At the time of writing, The Clink operates 39 projects across 36 prisons, including both male and female prisons.
How The Clink Charity uses donations
- Every training place requires subsidy.
- The Clink Charity receives some funding from HM Prisons and Probation Service for its training work, though not enough to cover all the training costs.
- The Clink Charity retains the revenues from its restaurants. Clearly those ceased completely when the restaurants closed during the Covid lockdowns – which were longer in prisons than elsewhere.
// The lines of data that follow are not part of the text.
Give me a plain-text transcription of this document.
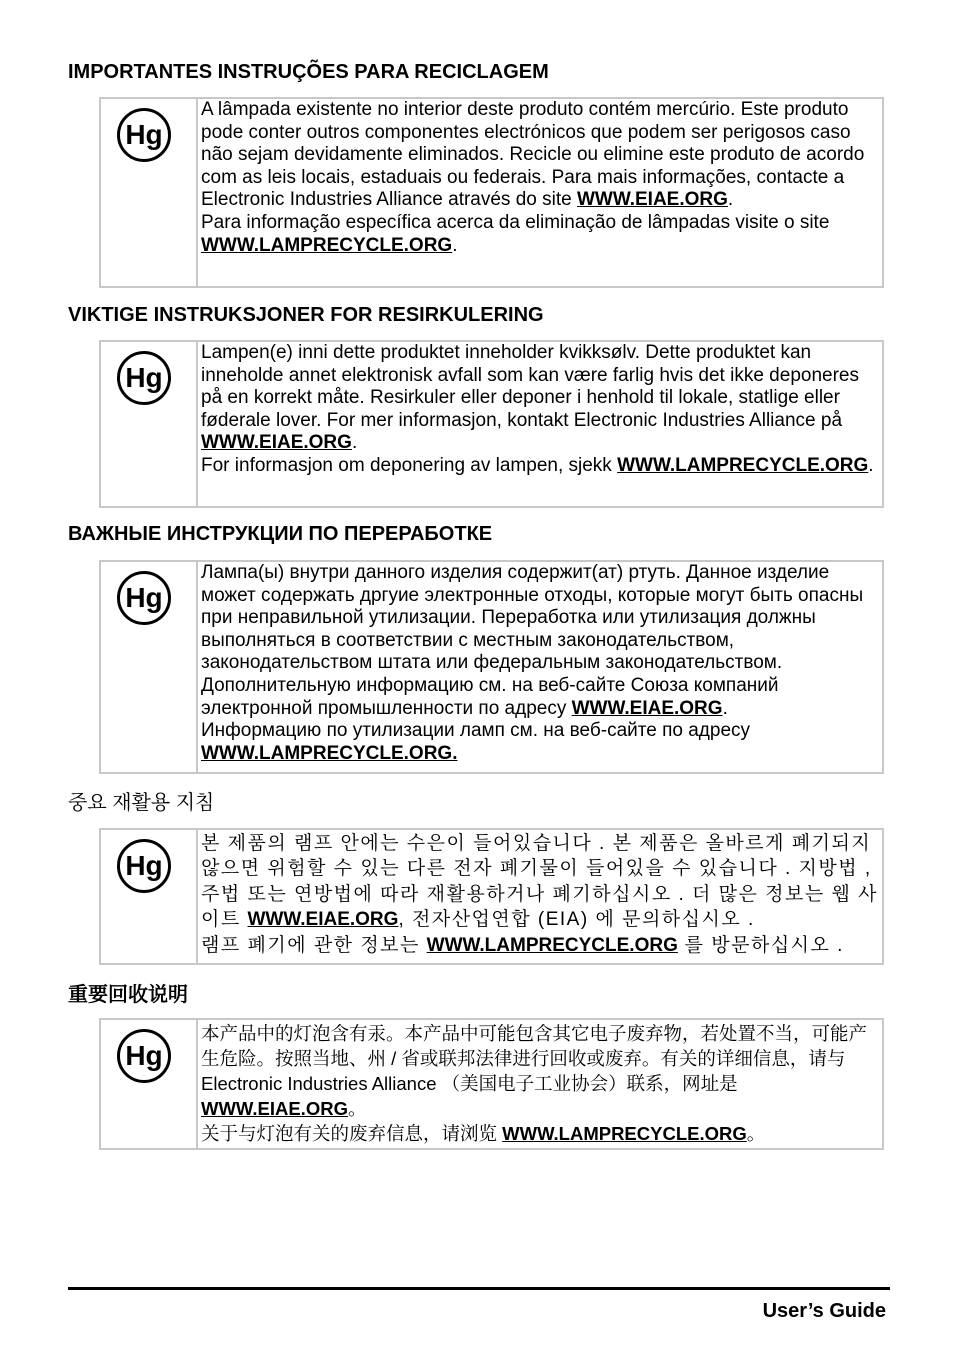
IMPORTANTES INSTRUÇÕES PARA RECICLAGEM
Hg

A lâmpada existente no interior deste produto contém mercúrio. Este produto pode conter outros componentes electrónicos que podem ser perigosos caso não sejam devidamente eliminados. Recicle ou elimine este produto de acordo com as leis locais, estaduais ou federais. Para mais informações, contacte a Electronic Industries Alliance através do site WWW.EIAE.ORG.

Para informação específica acerca da eliminação de lâmpadas visite o site WWW.LAMPRECYCLE.ORG.

VIKTIGE INSTRUKSJONER FOR RESIRKULERING
Hg

Lampen(e) inni dette produktet inneholder kvikksølv. Dette produktet kan inneholde annet elektronisk avfall som kan være farlig hvis det ikke deponeres på en korrekt måte. Resirkuler eller deponer i henhold til lokale, statlige eller føderale lover. For mer informasjon, kontakt Electronic Industries Alliance på WWW.EIAE.ORG.

For informasjon om deponering av lampen, sjekk WWW.LAMPRECYCLE.ORG.

ВАЖНЫЕ ИНСТРУКЦИИ ПО ПЕРЕРАБОТКЕ
Hg

Лампа(ы) внутри данного изделия содержит(ат) ртуть. Данное изделие может содержать дргуие электронные отходы, которые могут быть опасны при неправильной утилизации. Переработка или утилизация должны выполняться в соответствии с местным законодательством, законодательством штата или федеральным законодательством. Дополнительную информацию см. на веб-сайте Союза компаний электронной промышленности по адресу WWW.EIAE.ORG.

Информацию по утилизации ламп см. на веб-сайте по адресу WWW.LAMPRECYCLE.ORG.

중요 재활용 지침
Hg

본 제품의 램프 안에는 수은이 들어있습니다 . 본 제품은 올바르게 폐기되지 않으면 위험할 수 있는 다른 전자 폐기물이 들어있을 수 있습니다 . 지방법 , 주법 또는 연방법에 따라 재활용하거나 폐기하십시오 . 더 많은 정보는 웹 사이트 WWW.EIAE.ORG, 전자산업연합 (EIA) 에 문의하십시오 .

램프 폐기에 관한 정보는 WWW.LAMPRECYCLE.ORG 를 방문하십시오 .

重要回收说明
Hg

本产品中的灯泡含有汞。本产品中可能包含其它电子废弃物，若处置不当，可能产生危险。按照当地、州 / 省或联邦法律进行回收或废弃。有关的详细信息，请与 Electronic Industries Alliance （美国电子工业协会）联系，网址是 WWW.EIAE.ORG。

关于与灯泡有关的废弃信息，请浏览 WWW.LAMPRECYCLE.ORG。

User’s Guide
- Furthermore, The Clink’s plan includes:
- (a) expanding the number of training places, e.g., by opening more Clink Kitchens (for catering in prisons), and, if possible, opening a restaurant in a prison in the North of England
- (b) expanding the events catering business to include trainees outside prisons, such as people on probation, young offenders at risk of moving into the adult offender system, and those completing community payback.
- (c) improving its management systems. {This is part of a pattern that Giving Evidence sees all the time: many donations are for ‘the front-line work’, e.g., for training places, but in order to run effectively, the charity also needs systems, for tracking: applications; the effectiveness of its system for selecting applicants and improving that; attendance at courses; success rates in the various NVQs that it offers, and using those data to improve the training; employment rates post-release and using those data to improve the qualifications and support, and so on.}
More about the funding for Clink
- Government grants
- The Clink receives grants – some from companies and charitable foundations associated with food, e.g., the Worshipful Company of Cooks, and the Antonio Carluccio Fondation, and some from others, e.g., Goldman Sachs, a bank.
Other information
Evidence and strategy
- The independent evidence from the Justice Data Lab looks at: the 12-month re-offending rate; the frequency of re-offending; and the time to first re-offence. The evaluations find an effect on the first; on the latter two, they either found improvement or were inconclusive. (Inconclusive results are simply the result of the sample size, and not a reflection on The Clink Charity or its effectiveness.) The most recent Justice Data Lab evaluation of The Clink Charity published in July 2022: unlike the previous evaluations, it was inconclusive about the effect on 12 month re-offending: however, like the first and second evaluations, it found a reduction in re-offending frequency within 12 months. That most recent evaluation is unlike the others in that (a) it covers the start of Covid lockdowns, which obviously caused significant changes to the intervention and (b) it includes more women’s prisons than the previous evaluations did, and women’s re-offending patterns differ substantially from men’s.
- The Clink Charity uses the Justice Data Lab for evaluation. For charities working in prisons, it is normally impossible for them to set up experiments (e.g., randomised controlled trials) to assess their evidence, and also impossible for them to get data on any kind of comparison group of prisoners who did not get their intervention; this is the problem that the Justice Data Lab was set up to solve.